I can’t take credit for compiling this list, nor can I verify whether any of the following was said by any of the following individuals.  But it’s still funny…
     ·        New Orleans Saints RB George Rogers when asked about the upcoming season: "I want to rush for 1,000 or 1,500 yards, whichever comes first."
     ·        Upon hearing Joe Jacoby of the Redskins say, "I'd run over my own mother to win the Super Bowl,” Matt Millen of the Raiders said: "To win, I'd run over Joe's Mom, too."
     ·        Football commentator and former player Joe Theismann in 1996: "Nobody in football should be called a genius. A genius is a guy like Norman Einstein."
     ·        Senior basketball player at the University of Pittsburgh: "I'm going to graduate on time, no matter how long it takes."
     ·        Bill Peterson, a Florida  State football coach: "You guys line up alphabetically by height."  And "You guys pair up in groups of three, then line up in a circle."
     ·        Boxing promoter Dan Duva on Mike Tyson again hooking up with promoter Don King: "Why would anyone expect him to come out smarter?  He went to prison for three years, not Princeton."
     ·        Stu Grimson, Chicago Blackhawks left wing, explaining why he keeps a color photo of himself above his locker: "That's so when I forget how to spell my name, I can still find my clothes."
     ·        Shaquille O'Neal on whether he had visited the Parthenon during his visit to Greece: "I can't really remember the names of the clubs that we went to."
     ·        Shaquille O'Neal, in 1994, on his lack of championships: "I've won at every level, except college and pro."
     ·        Lou Duva, veteran boxing trainer, on the Spartan training regimen of heavyweight Andrew Golota: "He's a guy who gets up at six o'clock in the morning regardless of what time it is."
     ·        Pat Williams, Orlando Magic general manager, on his team's 7-27 record in 1992:  "We can't win at home.  We can't win on the road.  As general manager, I just can't figure out where else to play."
     ·        Chuck Nevitt, North   Carolina State basketball player, explaining to Coach Jim Valvano why he appeared nervous at practice: "My sister's expecting a baby, and I don't know if I'm going to be an uncle or an aunt."

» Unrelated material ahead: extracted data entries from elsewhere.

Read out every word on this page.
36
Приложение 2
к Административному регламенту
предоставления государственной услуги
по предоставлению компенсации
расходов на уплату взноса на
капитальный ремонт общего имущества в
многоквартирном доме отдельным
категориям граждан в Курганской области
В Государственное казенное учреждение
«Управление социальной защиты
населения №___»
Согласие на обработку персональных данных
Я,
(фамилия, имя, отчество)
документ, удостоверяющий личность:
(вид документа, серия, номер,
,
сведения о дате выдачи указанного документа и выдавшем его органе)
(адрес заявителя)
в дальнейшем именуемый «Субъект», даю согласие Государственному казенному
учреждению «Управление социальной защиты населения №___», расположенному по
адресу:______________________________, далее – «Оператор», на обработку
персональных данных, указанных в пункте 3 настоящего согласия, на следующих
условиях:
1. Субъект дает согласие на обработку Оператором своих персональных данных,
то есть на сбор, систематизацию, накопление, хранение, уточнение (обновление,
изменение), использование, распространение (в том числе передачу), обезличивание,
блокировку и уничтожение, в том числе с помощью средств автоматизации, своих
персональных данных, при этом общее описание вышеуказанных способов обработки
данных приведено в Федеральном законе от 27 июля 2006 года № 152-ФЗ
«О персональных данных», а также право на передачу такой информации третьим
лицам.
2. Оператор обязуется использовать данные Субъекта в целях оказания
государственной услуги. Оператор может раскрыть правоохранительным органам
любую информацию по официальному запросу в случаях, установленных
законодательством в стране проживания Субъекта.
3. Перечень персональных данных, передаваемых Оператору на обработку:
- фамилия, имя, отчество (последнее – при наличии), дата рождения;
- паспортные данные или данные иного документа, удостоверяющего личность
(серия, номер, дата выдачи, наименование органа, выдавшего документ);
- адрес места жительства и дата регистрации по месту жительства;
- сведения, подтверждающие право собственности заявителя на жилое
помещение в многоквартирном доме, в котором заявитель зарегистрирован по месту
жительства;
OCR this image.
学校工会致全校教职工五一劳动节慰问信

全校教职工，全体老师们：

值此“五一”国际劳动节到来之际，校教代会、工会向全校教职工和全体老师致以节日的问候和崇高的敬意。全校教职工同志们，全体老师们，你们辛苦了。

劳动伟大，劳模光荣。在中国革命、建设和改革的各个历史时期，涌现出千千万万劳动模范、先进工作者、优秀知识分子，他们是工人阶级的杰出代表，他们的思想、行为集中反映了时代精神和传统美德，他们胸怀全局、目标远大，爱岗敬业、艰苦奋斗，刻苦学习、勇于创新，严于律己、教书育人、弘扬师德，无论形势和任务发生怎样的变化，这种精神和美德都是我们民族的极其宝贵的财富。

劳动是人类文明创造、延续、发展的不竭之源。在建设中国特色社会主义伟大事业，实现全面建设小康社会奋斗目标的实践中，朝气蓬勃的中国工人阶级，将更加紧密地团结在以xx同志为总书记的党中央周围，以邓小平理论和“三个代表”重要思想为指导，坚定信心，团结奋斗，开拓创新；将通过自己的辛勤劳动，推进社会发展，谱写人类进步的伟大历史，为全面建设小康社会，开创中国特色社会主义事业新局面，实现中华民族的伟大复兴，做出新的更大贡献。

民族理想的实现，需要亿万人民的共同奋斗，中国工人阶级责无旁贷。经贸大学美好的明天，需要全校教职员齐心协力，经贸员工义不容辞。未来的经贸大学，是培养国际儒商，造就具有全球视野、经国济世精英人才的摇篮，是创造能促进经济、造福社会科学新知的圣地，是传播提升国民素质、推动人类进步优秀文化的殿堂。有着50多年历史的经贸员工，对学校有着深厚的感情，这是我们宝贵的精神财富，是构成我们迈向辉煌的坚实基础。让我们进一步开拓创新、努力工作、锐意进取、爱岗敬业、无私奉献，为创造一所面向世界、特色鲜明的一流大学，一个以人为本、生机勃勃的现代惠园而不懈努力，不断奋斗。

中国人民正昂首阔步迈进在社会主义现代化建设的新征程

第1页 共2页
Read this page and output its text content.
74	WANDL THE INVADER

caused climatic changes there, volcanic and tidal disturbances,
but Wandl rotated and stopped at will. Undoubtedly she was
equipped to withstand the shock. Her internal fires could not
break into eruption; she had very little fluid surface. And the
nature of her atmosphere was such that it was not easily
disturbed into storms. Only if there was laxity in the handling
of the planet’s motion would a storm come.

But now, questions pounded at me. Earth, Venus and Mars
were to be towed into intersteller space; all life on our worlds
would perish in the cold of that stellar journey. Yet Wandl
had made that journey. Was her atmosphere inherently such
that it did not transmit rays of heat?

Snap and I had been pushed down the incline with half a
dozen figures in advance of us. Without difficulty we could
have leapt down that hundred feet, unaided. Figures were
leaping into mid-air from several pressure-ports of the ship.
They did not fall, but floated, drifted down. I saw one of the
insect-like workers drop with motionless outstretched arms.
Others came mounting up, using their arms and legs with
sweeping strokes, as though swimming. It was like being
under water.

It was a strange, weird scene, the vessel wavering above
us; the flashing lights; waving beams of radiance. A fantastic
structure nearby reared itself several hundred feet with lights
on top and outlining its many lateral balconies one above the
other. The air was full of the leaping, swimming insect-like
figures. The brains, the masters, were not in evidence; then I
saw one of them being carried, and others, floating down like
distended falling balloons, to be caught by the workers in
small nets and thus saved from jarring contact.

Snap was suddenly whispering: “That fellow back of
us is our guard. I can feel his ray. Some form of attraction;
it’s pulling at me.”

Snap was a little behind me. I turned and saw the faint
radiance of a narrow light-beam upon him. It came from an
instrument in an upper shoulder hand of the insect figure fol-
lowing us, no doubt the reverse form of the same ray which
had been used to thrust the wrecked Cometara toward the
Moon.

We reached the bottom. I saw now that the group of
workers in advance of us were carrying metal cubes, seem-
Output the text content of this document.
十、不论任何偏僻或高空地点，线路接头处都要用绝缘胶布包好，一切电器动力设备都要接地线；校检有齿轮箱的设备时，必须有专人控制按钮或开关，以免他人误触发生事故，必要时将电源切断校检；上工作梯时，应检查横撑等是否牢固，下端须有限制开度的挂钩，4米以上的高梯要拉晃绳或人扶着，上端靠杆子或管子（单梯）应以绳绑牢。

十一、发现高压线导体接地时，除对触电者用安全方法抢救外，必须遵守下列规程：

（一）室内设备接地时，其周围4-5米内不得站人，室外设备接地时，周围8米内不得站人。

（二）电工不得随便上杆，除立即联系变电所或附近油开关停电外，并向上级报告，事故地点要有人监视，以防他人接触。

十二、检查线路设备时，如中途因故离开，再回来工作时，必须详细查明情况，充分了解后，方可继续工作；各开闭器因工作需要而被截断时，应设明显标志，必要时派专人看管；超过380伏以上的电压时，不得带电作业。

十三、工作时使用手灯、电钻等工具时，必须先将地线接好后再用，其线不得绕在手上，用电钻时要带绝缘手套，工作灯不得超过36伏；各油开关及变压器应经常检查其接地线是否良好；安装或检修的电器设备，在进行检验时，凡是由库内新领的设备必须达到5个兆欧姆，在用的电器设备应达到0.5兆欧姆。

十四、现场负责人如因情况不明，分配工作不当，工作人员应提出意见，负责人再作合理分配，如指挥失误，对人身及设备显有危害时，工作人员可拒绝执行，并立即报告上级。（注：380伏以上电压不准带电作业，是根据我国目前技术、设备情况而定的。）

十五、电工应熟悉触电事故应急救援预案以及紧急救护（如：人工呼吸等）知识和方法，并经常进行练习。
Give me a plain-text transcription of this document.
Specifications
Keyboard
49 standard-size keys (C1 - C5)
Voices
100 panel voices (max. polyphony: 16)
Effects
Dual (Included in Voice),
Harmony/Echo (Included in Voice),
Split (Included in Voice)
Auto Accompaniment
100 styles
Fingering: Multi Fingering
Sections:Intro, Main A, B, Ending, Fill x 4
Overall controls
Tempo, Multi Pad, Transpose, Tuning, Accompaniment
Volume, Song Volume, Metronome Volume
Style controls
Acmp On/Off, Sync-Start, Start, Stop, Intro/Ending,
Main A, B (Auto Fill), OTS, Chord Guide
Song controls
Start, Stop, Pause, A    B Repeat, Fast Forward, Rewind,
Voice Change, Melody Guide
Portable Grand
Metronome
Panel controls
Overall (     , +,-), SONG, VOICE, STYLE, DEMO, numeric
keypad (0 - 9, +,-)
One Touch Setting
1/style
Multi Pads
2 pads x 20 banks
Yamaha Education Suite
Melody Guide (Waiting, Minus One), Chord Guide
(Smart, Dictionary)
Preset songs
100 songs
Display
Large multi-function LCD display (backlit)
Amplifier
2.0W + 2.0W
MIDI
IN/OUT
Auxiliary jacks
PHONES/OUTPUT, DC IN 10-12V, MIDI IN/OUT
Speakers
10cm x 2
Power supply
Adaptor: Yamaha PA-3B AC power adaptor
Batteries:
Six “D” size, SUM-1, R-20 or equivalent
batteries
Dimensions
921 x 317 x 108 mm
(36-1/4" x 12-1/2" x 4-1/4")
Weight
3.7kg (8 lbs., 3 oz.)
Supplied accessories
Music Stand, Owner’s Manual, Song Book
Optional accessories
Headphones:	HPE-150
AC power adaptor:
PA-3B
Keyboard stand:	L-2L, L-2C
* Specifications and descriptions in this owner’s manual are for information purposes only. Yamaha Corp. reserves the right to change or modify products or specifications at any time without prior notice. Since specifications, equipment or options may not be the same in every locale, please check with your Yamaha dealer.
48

     ·        Steve Spurrier, Florida football coach, telling Gator fans that a fire at Auburn's football dorm had destroyed 20 books:  "But the real tragedy was that 15 hadn't been colored in yet."
     ·        Jim Finks, New Orleans Saints General Manager, when asked after a loss what he thought of the refs:  "I'm not allowed to comment on lousy, no-good officiating."
     ·        Alan Kulwicki, stock car racer, on racing Saturday nights as opposed to Sunday afternoons: "It's basically the same, only darker."
     ·        Frank Layden, Utah Jazz president, on a former player: "I told him, 'Son, what is it with you?  Is it ignorance or apathy?'  He said, 'Coach, I don't know and I don't care."
     ·        Torri Polk, University  of Houston receiver, on his coach, John Jenkins:  "He treats us like men.  He lets us wear earrings."
     ·        Shelby Metcalf, basketball coach at Texas A&M, recounting what he told a player who received four F's and one D:  "Son, it looks to me like you're spending too much time on one subject."
·        And the gem: then Houston Oiler coach Bum Phillips when asked by Bob Costas why he takes his wife on all road trips, Phillips responded: "Because she is too damn ugly to kiss good-bye."